The country’s coffee could improve. This is a typical coffee, or ‘kopi’ as its known here:

Kopi is made either with instant coffee and cold milk, or with American style filter coffee and condensed milk. Neither is a taste sensation. The best coffee I’ve had while here was from Starbucks (isn’t that a delightful oxymoron).

Again, fantastic food, this Japanese was amazing, on the right that’s silken tofu coated in something crunchy with seaweed and fish eggs, I like neither tofu, seaweed nor fish eggs but completely devoured that dish. The rice and sizzling beef were something transcendent:

But mediocre coffee. While mediocre, a country of this humidity and temperature does do a mean and appropriately sized iced coffee:

Other exciting discoveries were found in the scattered Korean supermarkets in the malls included interesting cosmetic devices:

A show of Singapore’s delightful wine selection:

And another selection of delicious canned beverages, on the right some grape juice, in the middle is some kind of tea and on the left:


I have no idea what a pocari is, but I’m pretty sure I don’t want to drink its sweat.

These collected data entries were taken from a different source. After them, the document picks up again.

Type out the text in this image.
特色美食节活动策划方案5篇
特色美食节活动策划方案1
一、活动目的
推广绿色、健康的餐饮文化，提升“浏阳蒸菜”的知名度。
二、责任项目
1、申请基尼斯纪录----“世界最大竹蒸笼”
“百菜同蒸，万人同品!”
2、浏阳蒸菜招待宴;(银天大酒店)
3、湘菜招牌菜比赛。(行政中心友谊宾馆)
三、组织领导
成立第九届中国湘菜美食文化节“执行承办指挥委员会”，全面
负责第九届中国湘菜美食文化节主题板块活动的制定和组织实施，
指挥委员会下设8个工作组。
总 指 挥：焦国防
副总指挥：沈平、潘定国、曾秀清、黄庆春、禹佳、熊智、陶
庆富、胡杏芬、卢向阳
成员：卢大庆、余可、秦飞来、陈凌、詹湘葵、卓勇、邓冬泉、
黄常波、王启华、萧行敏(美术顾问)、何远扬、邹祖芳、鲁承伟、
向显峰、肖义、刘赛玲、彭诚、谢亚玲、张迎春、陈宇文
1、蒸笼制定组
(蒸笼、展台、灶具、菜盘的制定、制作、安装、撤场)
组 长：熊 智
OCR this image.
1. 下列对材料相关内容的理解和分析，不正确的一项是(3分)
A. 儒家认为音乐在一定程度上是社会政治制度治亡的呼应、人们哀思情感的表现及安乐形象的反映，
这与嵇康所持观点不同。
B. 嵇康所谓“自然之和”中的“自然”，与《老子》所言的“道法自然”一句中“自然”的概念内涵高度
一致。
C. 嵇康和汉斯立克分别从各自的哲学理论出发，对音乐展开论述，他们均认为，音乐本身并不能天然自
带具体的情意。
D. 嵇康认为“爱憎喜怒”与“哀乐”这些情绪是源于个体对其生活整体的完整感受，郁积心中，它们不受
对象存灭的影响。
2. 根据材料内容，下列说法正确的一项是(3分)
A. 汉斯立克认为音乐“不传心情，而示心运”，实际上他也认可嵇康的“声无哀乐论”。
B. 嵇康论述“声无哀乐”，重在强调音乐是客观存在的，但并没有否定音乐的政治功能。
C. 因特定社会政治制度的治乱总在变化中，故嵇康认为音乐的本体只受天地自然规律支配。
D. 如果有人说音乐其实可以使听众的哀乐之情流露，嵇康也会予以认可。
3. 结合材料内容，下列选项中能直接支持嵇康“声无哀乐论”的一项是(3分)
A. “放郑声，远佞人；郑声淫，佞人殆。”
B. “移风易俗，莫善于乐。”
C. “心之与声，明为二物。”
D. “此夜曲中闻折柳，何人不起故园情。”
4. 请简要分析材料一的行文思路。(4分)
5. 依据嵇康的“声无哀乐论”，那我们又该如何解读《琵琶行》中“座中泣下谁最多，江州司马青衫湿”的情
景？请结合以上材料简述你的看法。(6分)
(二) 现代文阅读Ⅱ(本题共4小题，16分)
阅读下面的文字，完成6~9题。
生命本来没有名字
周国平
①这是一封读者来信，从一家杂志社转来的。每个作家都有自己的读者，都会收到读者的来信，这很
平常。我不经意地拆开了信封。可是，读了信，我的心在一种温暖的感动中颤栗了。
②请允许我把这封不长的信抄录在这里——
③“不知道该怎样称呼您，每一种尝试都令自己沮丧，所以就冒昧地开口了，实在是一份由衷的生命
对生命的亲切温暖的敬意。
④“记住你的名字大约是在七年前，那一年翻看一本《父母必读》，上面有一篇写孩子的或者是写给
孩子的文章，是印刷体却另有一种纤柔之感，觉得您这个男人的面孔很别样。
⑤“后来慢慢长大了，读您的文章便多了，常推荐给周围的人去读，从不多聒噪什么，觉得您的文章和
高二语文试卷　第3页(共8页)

While the countries public transport system is nothing short of incredible, trains every 5 minutes, buses usually less than that, everything is airconditioned and wonderful, the passengers are very well behaved:


But there is a little left wanting with leg room:


I'd like to sign off with thanks to the 'yournetworknamehere' free WiFi service. Servicing the 498E building quickly and efficiently, 'cause who needs to password protect their WiFi anyway?